CELA FAISAIT des années que l'industrie pharmaceutique appelait de ses voeux une rationalisation des taxes spécifiques dont elle s'acquitte. Jean-Jacques Jégou, rapporteur spécial de la mission « santé » de la commission des finances du Sénat, vient de faire un pas dans cette direction en rendant public un «rapport sur la taxation de l'industrie du médicament». Il y explique en préambule que «s'il n'est pas illégitime de faire contribuer une industrie dont les profits sont largement solvabilisés par notre système de protection sociale, il convient néanmoins de réfléchir à la cohérence de ces taxes». Le sénateur UMP s'explique : «un milliard d'euros de taxes ne me paraît pas excessif. Mon propos est plus de donner de la stabilité et de la lisibilité à ces taxes».
Il est vrai que l'industrie pharmaceutique jouit, si l'on peut dire, d'un système de taxation spécifique qui l'amène, bon an mal an, à s'acquitter d'environ un milliard d'euros de taxes supplémentaires par rapport au droit fiscal commun. Des taxes perçues soit au profit de la Haute Autorité de santé, soit de l'AFSSAPS (Agence française de sécurité sanitaire des produits de santé), soit encore de la Sécurité sociale. Mais l'industrie pharmaceutique paie également des taxes sur ses dépenses de publicité, ainsi qu'une contribution sur son chiffre d'affaires, pour ne citer que ces exemples. De plus, regrettent les industriels du secteur, le médicament a trop souvent servi de «variable d'ajustement» des déficits sociaux, avec à la clé des lois de financement de la Sécurité sociale mettant en place de nouvelles taxes, parfois provisoires, parfois pérennes, rendant difficile l'établissement de budgets prévisionnels, avec un effet dissuasif sur l'implantation d'entreprises pharmaceutiques étrangères sur le sol français.
Meilleure visibilité.
Le rapport Jégou prend en compte ces doléances de l'industrie pharmaceutique et propose des pistes de solutions, avec l'ambition affichée, selon son auteur, d'en inscrire quelques-unes dans le prochain PLFSS (projet de loi de financement de la Sécu). Le rapport propose tout d'abord de «replacer la fiscalité dans un cadre pluriannuel», afin de donner une meilleure visibilité aux entreprises. Pour Jean-Jacques Jégou, en effet, «les fluctuations incessantes de la législation fiscalesont contre-productives en termes d'images et déstabilisantes pour l'industrie, sans pour autant être efficaces».

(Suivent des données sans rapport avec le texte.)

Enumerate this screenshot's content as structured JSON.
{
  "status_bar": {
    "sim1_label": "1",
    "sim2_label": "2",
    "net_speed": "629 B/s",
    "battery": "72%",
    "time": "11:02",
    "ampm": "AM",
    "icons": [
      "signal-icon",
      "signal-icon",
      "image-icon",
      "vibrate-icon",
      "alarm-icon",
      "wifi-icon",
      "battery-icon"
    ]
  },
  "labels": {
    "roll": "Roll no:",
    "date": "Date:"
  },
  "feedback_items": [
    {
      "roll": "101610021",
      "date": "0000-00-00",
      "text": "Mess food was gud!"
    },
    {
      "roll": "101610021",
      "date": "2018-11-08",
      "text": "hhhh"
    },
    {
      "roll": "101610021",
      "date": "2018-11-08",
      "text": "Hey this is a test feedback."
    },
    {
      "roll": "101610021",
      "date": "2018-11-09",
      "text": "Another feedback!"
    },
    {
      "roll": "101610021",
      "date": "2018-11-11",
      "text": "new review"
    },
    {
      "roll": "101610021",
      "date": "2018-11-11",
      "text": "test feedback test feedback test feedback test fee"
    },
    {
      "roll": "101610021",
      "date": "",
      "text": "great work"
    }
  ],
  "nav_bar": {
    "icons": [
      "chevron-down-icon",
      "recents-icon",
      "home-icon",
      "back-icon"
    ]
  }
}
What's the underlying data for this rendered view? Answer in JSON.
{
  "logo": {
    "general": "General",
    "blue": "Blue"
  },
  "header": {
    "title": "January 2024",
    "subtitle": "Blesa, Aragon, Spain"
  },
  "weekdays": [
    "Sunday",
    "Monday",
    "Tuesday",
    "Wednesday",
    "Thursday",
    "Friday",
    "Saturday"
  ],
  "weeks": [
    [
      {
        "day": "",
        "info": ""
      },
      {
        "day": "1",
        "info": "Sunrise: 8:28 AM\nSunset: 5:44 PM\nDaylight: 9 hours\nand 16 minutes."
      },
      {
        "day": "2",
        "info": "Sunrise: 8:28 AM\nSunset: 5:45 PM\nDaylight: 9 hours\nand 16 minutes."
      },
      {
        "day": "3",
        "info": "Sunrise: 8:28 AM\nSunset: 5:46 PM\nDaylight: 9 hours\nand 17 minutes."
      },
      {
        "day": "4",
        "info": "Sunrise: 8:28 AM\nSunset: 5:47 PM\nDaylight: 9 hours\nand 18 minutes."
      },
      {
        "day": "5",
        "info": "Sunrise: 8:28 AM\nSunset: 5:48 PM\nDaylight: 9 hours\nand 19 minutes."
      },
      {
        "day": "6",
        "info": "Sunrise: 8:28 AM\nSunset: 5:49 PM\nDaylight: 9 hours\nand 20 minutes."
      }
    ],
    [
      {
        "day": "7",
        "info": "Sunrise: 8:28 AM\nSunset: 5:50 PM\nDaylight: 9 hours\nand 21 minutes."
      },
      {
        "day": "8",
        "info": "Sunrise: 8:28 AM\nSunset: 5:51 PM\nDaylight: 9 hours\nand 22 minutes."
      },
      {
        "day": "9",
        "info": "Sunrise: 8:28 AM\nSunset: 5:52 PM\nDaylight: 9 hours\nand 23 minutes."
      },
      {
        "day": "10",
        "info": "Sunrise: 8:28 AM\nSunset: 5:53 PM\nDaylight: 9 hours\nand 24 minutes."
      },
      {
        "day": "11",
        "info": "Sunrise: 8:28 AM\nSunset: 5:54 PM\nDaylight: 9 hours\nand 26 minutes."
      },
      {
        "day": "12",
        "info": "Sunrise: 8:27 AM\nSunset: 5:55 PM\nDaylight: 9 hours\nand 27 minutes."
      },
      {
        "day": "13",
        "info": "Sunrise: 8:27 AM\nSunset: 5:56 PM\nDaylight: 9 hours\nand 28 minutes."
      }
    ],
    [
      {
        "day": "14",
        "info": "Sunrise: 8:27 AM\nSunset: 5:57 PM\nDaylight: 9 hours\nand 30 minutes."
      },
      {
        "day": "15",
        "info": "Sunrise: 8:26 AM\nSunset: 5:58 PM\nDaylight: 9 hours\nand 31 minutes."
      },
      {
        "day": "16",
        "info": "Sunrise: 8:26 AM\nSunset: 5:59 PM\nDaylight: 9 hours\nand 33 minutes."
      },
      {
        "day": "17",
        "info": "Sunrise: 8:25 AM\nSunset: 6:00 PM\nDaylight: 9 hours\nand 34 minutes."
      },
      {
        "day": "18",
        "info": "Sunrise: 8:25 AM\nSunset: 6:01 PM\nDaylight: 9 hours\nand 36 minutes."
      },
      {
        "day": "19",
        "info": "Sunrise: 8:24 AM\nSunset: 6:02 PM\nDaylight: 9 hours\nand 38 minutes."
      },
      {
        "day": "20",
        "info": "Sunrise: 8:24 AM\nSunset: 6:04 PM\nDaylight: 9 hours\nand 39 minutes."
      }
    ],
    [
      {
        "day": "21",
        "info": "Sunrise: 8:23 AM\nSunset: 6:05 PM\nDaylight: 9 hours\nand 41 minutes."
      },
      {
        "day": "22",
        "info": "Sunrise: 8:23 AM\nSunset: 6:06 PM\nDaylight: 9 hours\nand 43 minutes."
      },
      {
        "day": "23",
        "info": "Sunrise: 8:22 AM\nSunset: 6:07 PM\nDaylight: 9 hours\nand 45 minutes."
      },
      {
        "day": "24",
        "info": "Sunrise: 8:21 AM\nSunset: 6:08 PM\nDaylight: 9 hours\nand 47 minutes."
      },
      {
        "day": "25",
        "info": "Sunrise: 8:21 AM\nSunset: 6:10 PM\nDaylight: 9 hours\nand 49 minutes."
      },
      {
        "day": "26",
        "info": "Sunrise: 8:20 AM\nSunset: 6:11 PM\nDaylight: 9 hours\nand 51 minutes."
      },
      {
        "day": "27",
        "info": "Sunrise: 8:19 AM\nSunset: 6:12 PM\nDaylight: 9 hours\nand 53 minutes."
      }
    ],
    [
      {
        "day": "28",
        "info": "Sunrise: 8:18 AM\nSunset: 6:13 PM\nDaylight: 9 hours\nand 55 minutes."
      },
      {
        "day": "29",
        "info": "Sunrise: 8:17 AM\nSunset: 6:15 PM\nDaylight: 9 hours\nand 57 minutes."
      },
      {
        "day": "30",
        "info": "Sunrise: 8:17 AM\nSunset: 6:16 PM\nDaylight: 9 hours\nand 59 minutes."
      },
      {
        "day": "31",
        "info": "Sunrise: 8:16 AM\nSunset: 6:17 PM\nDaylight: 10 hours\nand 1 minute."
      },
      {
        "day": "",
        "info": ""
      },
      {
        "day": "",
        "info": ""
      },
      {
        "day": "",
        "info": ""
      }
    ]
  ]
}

Le rapport propose aussi de «conforter le rôle du CSIS» (Conseil stratégique des industries de santé), notamment en revoyant sa composition pour y intégrer l'UNCAM, afin d'avoir «une vision transversale des enjeux». Autre suggestion du sénateur Jégou : «orienter davantage la fiscalité vers l'innovation en contrepartie d'une maîtrise accrue des dépenses». Dans cet esprit, le rapport imagine de scinder la clause de sauvegarde (taxe payée lorsque le chiffre d'affaires croît plus vite que le taux de progression défini par la loi de financement de la Sécurité sociale) afin de distinguer ce qui relève de la ville de ce qui relève de la rétrocession hospitalière. Il propose également de moduler la taxe sur le chiffre d'affaires en fonction des investissements effectués ou non dans des secteurs de recherche stratégiques.
En contrepartie de toutes ces propositions, Jean-Jacques Jégou préconise un déremboursement plus systématique et rapide des médicaments à SMR insuffisant, une «baisse de prix progressive, régulière et préalablement définie» des princeps et des génériques correspondants après la perte du brevet, et une généralisation du dispositif du tiers payant contre génériques.
Contacté par « le Quotidien », Christian Lajoux, président du LEEM (Les Entreprises du médicament) indique que s'il «partage le souci de Jean-Jacques Jégou de donner plus de visibilité aux taxes versées par l'industrie», et s'il est d'accord pour conforter le rôle du CSIS, il est en revanche opposé à la participation de l'UNCAM à cette instance, redoutant «une confusion des genres». Faisant référence à la phrase de Jean-Jacques Jégou ne jugeant «pasexcessif» le milliard d'euros de taxes spécifiques versé par l'industrie pharmaceutique, Christian Lajoux s'interroge : «Au nom de quoi peut-on dire qu'un milliard d'euros de taxes ne constitue pas une charge excessive? C'est un raisonnement surprenant et antiéconomique.»